Chi guarda le partite con il “pezzotto” rischia il carcere?

Il decreto Omnibus introduce nuove misure contro l’uso delle IPTV illegali, in particolare per quanto riguarda la visione di partite di calcio tramite questi sistemi illeciti

Chi guarda le partite con il pezzotto rischia il carcere

Il decreto Omnibus introduce nuove misure contro l’uso delle IPTV illegali, in particolare per quanto riguarda la visione di partite di calcio tramite questi sistemi illeciti. Tra le novità più rilevanti, vi è il rischio di sanzioni severe per chi gestisce o utilizza tali servizi, con pene che includono anche il carcere per i fornitori di contenuti pirata.
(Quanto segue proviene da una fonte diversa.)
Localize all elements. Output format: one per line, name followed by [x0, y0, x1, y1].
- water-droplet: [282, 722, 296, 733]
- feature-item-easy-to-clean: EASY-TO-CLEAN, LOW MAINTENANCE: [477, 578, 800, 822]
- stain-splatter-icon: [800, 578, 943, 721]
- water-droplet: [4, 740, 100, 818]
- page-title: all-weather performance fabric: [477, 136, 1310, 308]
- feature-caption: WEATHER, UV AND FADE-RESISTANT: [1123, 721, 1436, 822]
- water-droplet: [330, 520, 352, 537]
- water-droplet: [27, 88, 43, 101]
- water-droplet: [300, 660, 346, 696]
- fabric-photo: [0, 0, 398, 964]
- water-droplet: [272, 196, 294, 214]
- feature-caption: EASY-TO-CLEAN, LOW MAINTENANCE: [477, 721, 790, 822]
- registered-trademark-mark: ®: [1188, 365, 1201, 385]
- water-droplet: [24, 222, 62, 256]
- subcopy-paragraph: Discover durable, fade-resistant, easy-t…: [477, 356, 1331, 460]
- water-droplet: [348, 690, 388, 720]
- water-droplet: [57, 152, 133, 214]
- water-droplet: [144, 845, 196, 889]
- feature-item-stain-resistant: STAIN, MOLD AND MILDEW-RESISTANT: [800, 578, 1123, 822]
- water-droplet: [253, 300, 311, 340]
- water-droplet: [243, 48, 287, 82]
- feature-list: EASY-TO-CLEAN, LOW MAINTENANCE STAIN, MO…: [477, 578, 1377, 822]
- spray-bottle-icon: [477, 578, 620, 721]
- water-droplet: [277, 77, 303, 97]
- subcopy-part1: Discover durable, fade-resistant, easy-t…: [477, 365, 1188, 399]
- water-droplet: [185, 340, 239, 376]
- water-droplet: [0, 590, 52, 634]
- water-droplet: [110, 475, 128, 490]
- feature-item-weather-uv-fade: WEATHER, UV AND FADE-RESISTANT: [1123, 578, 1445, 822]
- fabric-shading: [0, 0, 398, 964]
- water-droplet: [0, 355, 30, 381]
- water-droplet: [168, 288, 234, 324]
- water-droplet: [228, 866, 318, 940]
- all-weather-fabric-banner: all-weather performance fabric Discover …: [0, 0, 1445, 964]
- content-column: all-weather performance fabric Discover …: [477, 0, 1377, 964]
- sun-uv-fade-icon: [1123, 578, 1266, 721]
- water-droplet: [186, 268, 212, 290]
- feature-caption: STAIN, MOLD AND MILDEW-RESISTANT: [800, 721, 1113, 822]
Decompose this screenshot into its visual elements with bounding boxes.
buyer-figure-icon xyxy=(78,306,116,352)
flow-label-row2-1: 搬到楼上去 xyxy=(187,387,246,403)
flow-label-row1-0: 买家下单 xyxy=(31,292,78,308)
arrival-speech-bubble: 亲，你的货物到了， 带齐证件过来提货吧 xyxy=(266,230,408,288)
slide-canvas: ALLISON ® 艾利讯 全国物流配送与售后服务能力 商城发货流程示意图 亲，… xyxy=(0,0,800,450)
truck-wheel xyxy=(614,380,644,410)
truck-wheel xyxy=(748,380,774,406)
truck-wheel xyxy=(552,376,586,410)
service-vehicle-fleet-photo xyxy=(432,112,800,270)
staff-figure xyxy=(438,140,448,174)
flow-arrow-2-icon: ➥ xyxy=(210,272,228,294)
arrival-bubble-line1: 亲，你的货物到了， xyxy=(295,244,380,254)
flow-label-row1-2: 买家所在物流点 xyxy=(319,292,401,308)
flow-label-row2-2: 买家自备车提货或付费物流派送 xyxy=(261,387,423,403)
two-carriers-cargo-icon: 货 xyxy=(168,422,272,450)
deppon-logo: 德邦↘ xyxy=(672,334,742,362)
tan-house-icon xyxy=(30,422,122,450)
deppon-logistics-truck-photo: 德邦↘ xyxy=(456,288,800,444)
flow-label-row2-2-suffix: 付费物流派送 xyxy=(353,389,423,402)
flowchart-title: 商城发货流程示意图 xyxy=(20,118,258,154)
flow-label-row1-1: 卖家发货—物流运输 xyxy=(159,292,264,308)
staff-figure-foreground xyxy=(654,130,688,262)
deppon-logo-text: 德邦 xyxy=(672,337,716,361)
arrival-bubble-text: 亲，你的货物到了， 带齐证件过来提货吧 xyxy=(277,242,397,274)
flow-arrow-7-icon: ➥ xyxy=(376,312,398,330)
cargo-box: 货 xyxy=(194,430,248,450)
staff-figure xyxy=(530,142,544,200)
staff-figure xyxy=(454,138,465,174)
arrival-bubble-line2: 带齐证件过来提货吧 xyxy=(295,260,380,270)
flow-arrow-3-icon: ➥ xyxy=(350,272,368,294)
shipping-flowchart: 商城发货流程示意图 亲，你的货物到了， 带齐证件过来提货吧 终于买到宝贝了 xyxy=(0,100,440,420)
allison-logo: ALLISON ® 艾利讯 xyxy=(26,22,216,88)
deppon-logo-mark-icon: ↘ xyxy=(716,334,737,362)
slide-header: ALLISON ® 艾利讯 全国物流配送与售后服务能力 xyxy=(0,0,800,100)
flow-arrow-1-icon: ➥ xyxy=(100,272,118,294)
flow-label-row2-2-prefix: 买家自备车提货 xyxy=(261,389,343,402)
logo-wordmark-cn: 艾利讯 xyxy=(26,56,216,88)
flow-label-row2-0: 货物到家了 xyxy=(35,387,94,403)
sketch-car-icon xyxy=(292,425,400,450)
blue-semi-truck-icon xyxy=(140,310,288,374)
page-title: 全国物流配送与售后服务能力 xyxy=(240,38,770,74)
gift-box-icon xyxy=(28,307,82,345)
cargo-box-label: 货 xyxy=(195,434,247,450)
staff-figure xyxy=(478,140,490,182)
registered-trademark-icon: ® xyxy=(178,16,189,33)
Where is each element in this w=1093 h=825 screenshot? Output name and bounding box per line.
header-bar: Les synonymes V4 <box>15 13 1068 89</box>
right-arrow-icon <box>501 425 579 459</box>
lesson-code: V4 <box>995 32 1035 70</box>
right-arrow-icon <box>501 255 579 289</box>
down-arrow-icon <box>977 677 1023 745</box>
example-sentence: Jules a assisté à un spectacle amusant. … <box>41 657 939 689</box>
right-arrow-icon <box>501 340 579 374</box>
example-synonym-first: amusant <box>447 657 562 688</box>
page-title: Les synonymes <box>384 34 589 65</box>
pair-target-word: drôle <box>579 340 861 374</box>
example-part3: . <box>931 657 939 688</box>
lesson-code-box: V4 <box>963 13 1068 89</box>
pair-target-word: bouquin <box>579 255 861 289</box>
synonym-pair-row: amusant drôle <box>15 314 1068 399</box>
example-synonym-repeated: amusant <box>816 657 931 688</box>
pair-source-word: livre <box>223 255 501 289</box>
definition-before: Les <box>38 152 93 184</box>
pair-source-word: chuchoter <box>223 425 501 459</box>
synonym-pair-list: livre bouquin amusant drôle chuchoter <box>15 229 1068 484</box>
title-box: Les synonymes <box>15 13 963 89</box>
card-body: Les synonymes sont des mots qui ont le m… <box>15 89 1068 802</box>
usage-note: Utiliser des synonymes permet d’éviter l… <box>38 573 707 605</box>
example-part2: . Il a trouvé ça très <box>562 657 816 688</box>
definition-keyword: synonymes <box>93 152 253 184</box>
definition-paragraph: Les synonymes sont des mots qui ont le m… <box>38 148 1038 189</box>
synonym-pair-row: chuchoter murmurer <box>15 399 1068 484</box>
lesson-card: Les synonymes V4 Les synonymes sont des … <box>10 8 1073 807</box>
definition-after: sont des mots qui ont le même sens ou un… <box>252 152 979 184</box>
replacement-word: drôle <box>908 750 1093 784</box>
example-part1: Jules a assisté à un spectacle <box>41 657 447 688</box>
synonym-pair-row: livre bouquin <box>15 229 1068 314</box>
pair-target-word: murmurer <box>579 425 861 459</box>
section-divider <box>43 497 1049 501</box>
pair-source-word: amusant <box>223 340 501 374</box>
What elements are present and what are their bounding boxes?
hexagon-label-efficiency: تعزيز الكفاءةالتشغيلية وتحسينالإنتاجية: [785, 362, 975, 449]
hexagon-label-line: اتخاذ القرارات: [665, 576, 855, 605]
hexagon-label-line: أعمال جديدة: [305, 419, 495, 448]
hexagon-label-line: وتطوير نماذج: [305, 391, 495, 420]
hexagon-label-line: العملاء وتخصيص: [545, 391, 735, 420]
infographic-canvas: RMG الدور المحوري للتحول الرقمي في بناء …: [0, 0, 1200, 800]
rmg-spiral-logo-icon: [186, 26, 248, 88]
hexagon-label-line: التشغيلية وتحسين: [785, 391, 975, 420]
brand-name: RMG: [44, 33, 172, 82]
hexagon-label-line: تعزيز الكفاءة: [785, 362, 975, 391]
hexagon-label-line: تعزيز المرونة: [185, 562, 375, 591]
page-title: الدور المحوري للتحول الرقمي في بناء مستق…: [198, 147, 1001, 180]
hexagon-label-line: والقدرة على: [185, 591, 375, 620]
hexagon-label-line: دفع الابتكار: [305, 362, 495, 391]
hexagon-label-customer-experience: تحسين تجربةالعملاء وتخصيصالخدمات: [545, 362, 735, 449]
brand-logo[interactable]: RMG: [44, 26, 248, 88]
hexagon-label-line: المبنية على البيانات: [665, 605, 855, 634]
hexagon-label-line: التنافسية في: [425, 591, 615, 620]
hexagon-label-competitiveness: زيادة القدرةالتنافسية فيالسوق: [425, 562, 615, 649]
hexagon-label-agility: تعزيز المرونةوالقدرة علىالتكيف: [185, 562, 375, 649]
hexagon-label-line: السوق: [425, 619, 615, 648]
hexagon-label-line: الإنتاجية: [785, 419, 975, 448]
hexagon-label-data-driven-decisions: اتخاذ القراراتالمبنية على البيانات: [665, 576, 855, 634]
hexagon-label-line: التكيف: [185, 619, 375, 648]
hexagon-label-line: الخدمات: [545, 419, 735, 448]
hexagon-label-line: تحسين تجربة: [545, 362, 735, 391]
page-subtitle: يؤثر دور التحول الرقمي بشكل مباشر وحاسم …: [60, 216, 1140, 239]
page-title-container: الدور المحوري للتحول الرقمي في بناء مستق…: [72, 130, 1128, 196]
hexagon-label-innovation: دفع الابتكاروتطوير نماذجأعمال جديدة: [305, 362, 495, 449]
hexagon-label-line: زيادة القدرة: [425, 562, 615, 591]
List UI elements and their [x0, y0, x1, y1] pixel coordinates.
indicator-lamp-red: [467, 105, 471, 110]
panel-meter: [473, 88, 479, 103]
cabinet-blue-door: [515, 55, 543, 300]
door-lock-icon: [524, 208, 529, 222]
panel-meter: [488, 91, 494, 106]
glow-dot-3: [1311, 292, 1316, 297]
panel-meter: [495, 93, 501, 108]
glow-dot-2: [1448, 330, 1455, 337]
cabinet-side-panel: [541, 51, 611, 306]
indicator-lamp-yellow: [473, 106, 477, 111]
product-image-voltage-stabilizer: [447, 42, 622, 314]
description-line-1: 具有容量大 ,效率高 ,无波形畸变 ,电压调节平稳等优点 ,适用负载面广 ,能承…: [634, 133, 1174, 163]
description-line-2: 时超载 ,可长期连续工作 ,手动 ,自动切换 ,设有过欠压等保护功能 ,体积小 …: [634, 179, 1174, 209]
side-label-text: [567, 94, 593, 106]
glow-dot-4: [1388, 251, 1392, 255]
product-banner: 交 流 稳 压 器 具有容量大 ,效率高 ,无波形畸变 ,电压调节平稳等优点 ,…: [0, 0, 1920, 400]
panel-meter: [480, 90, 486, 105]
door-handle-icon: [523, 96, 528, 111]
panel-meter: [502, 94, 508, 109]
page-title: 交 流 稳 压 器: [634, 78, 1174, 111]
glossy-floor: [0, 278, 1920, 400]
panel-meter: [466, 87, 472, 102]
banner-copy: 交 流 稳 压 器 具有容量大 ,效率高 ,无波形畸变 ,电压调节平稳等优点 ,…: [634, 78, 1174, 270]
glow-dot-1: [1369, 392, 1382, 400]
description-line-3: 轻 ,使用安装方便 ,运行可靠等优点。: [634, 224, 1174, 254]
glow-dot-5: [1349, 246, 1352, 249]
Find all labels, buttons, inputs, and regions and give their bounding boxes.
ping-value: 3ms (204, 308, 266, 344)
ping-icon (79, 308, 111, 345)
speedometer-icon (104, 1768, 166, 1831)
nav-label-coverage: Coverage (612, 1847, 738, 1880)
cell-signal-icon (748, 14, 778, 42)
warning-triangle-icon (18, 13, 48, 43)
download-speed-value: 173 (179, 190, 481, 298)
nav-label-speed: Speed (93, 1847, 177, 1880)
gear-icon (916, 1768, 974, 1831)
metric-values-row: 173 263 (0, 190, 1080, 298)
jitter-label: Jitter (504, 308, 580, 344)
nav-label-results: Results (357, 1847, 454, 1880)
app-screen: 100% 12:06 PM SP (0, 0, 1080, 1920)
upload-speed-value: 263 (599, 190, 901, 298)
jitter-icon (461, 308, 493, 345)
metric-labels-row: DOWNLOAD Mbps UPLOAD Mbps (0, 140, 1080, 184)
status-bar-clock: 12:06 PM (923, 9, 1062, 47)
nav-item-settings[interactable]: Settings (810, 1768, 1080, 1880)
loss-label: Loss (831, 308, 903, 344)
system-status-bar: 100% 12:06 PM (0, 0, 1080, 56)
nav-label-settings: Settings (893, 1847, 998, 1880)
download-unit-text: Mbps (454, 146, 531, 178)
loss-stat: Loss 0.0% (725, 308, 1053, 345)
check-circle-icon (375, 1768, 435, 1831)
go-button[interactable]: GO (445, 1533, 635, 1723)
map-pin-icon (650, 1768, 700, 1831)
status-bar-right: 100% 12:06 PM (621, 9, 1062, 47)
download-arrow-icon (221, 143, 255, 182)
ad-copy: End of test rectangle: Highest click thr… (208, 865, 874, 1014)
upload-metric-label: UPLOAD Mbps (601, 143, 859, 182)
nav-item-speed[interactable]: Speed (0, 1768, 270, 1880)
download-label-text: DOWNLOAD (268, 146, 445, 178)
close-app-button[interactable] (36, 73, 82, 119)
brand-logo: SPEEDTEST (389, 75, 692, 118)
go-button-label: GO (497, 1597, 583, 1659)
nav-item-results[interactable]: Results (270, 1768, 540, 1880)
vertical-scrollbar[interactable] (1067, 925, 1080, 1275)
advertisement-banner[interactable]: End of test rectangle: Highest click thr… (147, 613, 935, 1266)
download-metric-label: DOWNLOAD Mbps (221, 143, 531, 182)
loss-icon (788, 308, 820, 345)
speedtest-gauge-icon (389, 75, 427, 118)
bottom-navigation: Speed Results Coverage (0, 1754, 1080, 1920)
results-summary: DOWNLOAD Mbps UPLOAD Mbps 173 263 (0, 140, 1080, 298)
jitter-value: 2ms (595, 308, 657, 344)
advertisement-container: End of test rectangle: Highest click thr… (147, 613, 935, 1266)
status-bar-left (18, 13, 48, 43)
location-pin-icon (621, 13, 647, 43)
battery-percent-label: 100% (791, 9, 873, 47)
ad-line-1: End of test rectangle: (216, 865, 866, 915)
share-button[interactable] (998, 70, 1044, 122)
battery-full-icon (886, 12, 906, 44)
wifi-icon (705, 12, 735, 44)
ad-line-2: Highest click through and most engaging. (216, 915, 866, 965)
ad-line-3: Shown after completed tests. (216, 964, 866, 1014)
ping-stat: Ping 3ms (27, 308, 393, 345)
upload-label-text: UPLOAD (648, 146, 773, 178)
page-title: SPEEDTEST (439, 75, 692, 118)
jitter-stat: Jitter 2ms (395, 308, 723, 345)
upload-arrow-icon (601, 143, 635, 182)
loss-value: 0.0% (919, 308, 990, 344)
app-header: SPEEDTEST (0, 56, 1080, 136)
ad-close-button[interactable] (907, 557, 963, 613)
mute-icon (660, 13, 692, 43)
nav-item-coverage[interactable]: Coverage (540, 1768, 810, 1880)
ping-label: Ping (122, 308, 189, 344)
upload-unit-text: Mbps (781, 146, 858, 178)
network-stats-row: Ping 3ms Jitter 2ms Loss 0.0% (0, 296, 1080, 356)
Quando rischia il carcere chi guarda le partite con le IPTV

Molti utenti si sono allarmati all’idea di rischiare il carcere per aver utilizzato il cosiddetto “pezzotto”, termine che indica l’accesso illegale a servizi televisivi tramite IPTV, ormai entrato nel vocabolario Treccani. Tuttavia, il decreto Omnibus non prevede pene detentive per chi semplicemente guarda contenuti illegali. Il reato, infatti, riguarda solo i gestori dei servizi pirata, ai quali viene imposto di segnalare tempestivamente alle autorità la presenza di contenuti illegali o sospetti sui loro canali. Se non lo fanno, rischiano una pena fino a 1 anno di reclusione.

Un altro obbligo riguarda i fornitori di servizi situati fuori dall’Unione europea, che dovranno avere un rappresentante legale in Italia. Inoltre, i provider di Vpn e Dns dovranno bloccare l’accesso ai contenuti illegali entro 30 minuti dalla segnalazione delle autorità. I siti web che trasmettono contenuti pirata saranno bloccati per un minimo di 6 mesi e, al termine di questo periodo, potranno essere riabilitati solo se non riprenderanno le attività illecite.

Anche se gli utenti finali non rischiano il carcere, sono comunque previste sanzioni economiche per chi usufruisce di streaming illegale. Il decreto prevede multe automatiche che vanno da 150 a 5.000 euro. Inoltre, la diffusione di contenuti protetti da copyright senza licenza e per fini di lucro rimane un reato punibile con la reclusione da 6 mesi a 3 anni e una multa da 2.582 a 15.493 euro.

Carcere per il pezzotto: è eccessivo?

Per garantire l’applicazione di queste sanzioni, è stato firmato un protocollo d’intesa tra Agcom, la Guardia di Finanza e la Procura di Roma, che consente di risalire all’identità degli utenti che utilizzano le IPTV illegali. Questo protocollo mira anche a rafforzare il controllo su internet provider, motori di ricerca, fornitori di reti di distribuzione di contenuti e servizi Vpn e Dns, per contrastare i reati di accesso abusivo a sistemi informatici e la frode informatica.

Nonostante le nuove regole siano pensate per combattere la pirateria, sono emerse alcune perplessità. Alcuni operatori del settore delle telecomunicazioni hanno espresso preoccupazioni, sottolineando che il decreto attribuisce troppo potere ai privati, in particolare alle piattaforme di trasmissione. Temono che l’obbligo di bloccare contenuti in streaming possa comportare un aumento dei costi per i fornitori di servizi internet. Inoltre, vi è il rischio che i gestori dei servizi possano essere ritenuti responsabili per ritardi nella segnalazione di contenuti illegali, anche se causati da fattori esterni. Il decreto non specifica chiaramente cosa si intenda per “sospetto di reato”, e questo crea ulteriori incertezze.

Secondo Assotelecomunicazioni, queste responsabilità “non sono coerenti con la natura di fornitori di servizi di accesso alla rete e con i principi generali dell’ordinamento delle comunicazioni stabiliti a livello comunitario”. Nonostante queste preoccupazioni, lo streaming illegale continua a causare danni significativi all’economia italiana, rendendo necessarie misure di controllo più severe. Tuttavia, sembra necessario un chiarimento sulle responsabilità degli operatori, soprattutto per evitare un sovraccarico di segnalazioni e controlli che potrebbero rallentare il sistema.